The music is not programmatic in any way, but does have a musical narrative which is responsible for the overall structure, and which reflects the dramatic line. The introduction, for example, quotes a short passage from ‘Points of Decision’ which, in that piece, was symbolic of Clare finally deciding to make his escape, so the two pieces are integrated artistically and compositionally. Both, too, are in one single movement, concerned as they are with one individual narrative each, the first with making a decision to escape and the second with the slowing process of a tragic and exhausting journey and a climactic ending. I was conscious of the fact that a climax is, of course, usually done in reverse in music, with an increase of speed, and rhythms, towards a conclusion, so it is in a way a paradox trying to show that a great deal of energy, of rhythm and movement of one sort or another, can retain its dramatic tension whilst slowing down, and this is why the movement is somewhat paradoxical, even though there is much rhythmic movement throughout the whole piece.
Shadows of Memory
This grew out of “Movement through Paradox” because I wanted to write something succinct, to see if I could do it, and because I reasoned that shorter pieces would have a better chance of being performed. The pieces I have written over the past years have all tended to be quite long, so this was an opportunity to work on a different time scale and to try to get more performances, too.
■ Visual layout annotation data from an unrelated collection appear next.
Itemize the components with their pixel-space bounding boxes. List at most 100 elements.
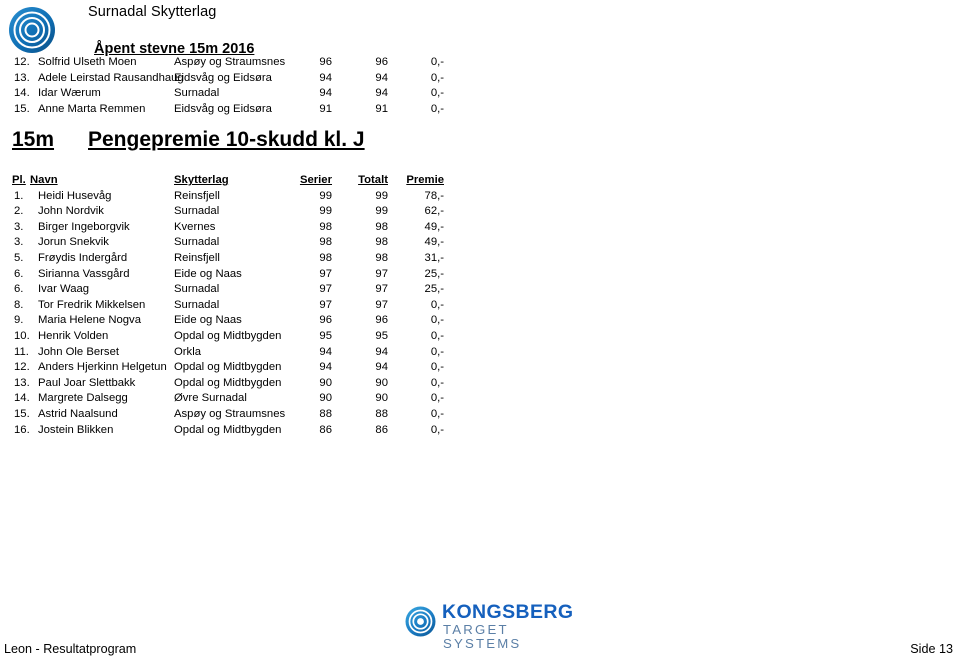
section-distance: 15m (12, 128, 55, 151)
row-totalt: 90 (375, 392, 388, 405)
row-totalt: 97 (375, 267, 388, 280)
target-systems-subtitle: TARGET SYSTEMS (443, 622, 522, 651)
row-team: Opdal og Midtbygden (174, 361, 282, 374)
row-serier: 94 (319, 87, 332, 99)
table-row: 3. Jorun Snekvik Surnadal 98 98 49,- (0, 236, 470, 252)
table-row: 16. Jostein Blikken Opdal og Midtbygden … (0, 424, 470, 440)
row-name: Sirianna Vassgård (38, 267, 130, 280)
row-team: Eide og Naas (174, 267, 242, 280)
row-serier: 96 (319, 314, 332, 327)
row-name: Anne Marta Remmen (38, 102, 146, 115)
section-name: Pengepremie 10-skudd kl. J (88, 128, 365, 151)
row-totalt: 94 (375, 361, 388, 374)
row-name: Henrik Volden (38, 329, 109, 342)
row-totalt: 94 (375, 71, 388, 84)
row-premie: 0,- (430, 102, 444, 115)
row-team: Orkla (174, 345, 201, 358)
row-team: Eidsvåg og Eidsøra (174, 102, 272, 115)
row-totalt: 98 (375, 236, 388, 249)
row-team: Surnadal (174, 87, 220, 99)
row-name: John Ole Berset (38, 345, 120, 358)
row-serier: 91 (319, 102, 332, 115)
row-premie: 0,- (430, 71, 444, 84)
table-row: 5. Frøydis Indergård Reinsfjell 98 98 31… (0, 252, 470, 268)
row-premie: 0,- (430, 392, 444, 405)
row-place: 10. (14, 329, 30, 342)
row-place: 16. (14, 423, 30, 436)
row-totalt: 91 (375, 102, 388, 115)
table-row: 14. Idar Wærum Surnadal 94 94 0,- (0, 87, 470, 103)
row-totalt: 90 (375, 376, 388, 389)
row-place: 1. (14, 189, 24, 202)
table-row: 3. Birger Ingeborgvik Kvernes 98 98 49,- (0, 221, 470, 237)
column-header-serier: Serier (299, 174, 332, 186)
table-row: 6. Ivar Waag Surnadal 97 97 25,- (0, 283, 470, 299)
row-premie: 0,- (430, 361, 444, 374)
row-place: 13. (14, 71, 30, 84)
row-premie: 49,- (424, 220, 444, 233)
row-totalt: 98 (375, 251, 388, 264)
event-title: Åpent stevne 15m 2016 (94, 41, 255, 57)
row-premie: 0,- (430, 329, 444, 342)
row-team: Kvernes (174, 220, 216, 233)
row-serier: 88 (319, 407, 332, 420)
table-row: 13. Paul Joar Slettbakk Opdal og Midtbyg… (0, 377, 470, 393)
row-premie: 25,- (424, 267, 444, 280)
row-name: Heidi Husevåg (38, 189, 112, 202)
column-header-team: Skytterlag (174, 174, 229, 186)
row-team: Reinsfjell (174, 251, 220, 264)
row-name: Birger Ingeborgvik (38, 220, 130, 233)
row-team: Aspøy og Straumsnes (174, 56, 286, 68)
row-name: Jostein Blikken (38, 423, 114, 436)
row-totalt: 88 (375, 407, 388, 420)
row-place: 15. (14, 407, 30, 420)
row-name: Frøydis Indergård (38, 251, 128, 264)
column-header-name: Navn (30, 174, 58, 186)
row-totalt: 96 (375, 314, 388, 327)
row-name: Ivar Waag (38, 283, 90, 296)
row-premie: 0,- (430, 298, 444, 311)
row-premie: 78,- (424, 189, 444, 202)
row-name: Adele Leirstad Rausandhaug (38, 71, 184, 84)
club-name: Surnadal Skytterlag (88, 4, 217, 20)
table-row: 9. Maria Helene Nogva Eide og Naas 96 96… (0, 314, 470, 330)
row-place: 5. (14, 251, 24, 264)
row-totalt: 86 (375, 423, 388, 436)
row-totalt: 99 (375, 189, 388, 202)
row-team: Surnadal (174, 236, 220, 249)
footer-program-name: Leon - Resultatprogram (4, 642, 137, 656)
table-row: 13. Adele Leirstad Rausandhaug Eidsvåg o… (0, 72, 470, 88)
table-row: 12. Solfrid Ulseth Moen Aspøy og Straums… (0, 56, 470, 72)
row-serier: 98 (319, 220, 332, 233)
row-premie: 0,- (430, 407, 444, 420)
results-table: Pl. Navn Skytterlag Serier Totalt Premie… (0, 174, 470, 439)
row-serier: 97 (319, 267, 332, 280)
row-name: John Nordvik (38, 205, 104, 218)
row-team: Øvre Surnadal (174, 392, 247, 405)
table-row: 6. Sirianna Vassgård Eide og Naas 97 97 … (0, 268, 470, 284)
row-serier: 98 (319, 251, 332, 264)
column-header-premie: Premie (406, 174, 444, 186)
row-totalt: 97 (375, 283, 388, 296)
row-totalt: 97 (375, 298, 388, 311)
row-serier: 97 (319, 298, 332, 311)
row-serier: 94 (319, 361, 332, 374)
row-name: Solfrid Ulseth Moen (38, 56, 137, 68)
row-serier: 94 (319, 71, 332, 84)
row-serier: 94 (319, 345, 332, 358)
row-serier: 98 (319, 236, 332, 249)
row-place: 11. (14, 345, 29, 358)
row-serier: 86 (319, 423, 332, 436)
row-team: Opdal og Midtbygden (174, 423, 282, 436)
table-row: 11. John Ole Berset Orkla 94 94 0,- (0, 346, 470, 362)
table-header-row: Pl. Navn Skytterlag Serier Totalt Premie (0, 174, 470, 190)
row-place: 12. (14, 361, 30, 374)
table-row: 15. Anne Marta Remmen Eidsvåg og Eidsøra… (0, 103, 470, 119)
row-name: Jorun Snekvik (38, 236, 109, 249)
row-place: 6. (14, 267, 24, 280)
kongsberg-target-systems-logo: KONGSBERG TARGET SYSTEMS (405, 602, 580, 651)
row-team: Surnadal (174, 298, 220, 311)
row-serier: 96 (319, 56, 332, 68)
row-premie: 0,- (430, 345, 444, 358)
row-team: Opdal og Midtbygden (174, 329, 282, 342)
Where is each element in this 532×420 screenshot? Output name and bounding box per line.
It is also another piece in the “Clare” series. I imagined Clare at his kitchen table the day after he arrived home, writing his prose piece “Journey out of Essex”, and I thought that he would be remembering what happened to him over those few days, so I took this as a starting point for myself, and thought that the new piece would be a reworking of the larger one, thus using my memory of my own piece. I used the same material but altered and recomposed much of the music, especially to fit a shorter time frame. It therefore became a shadow of the larger piece intuited from my memory, and in turn a more distant shadow of Clare’s prose, and his memory.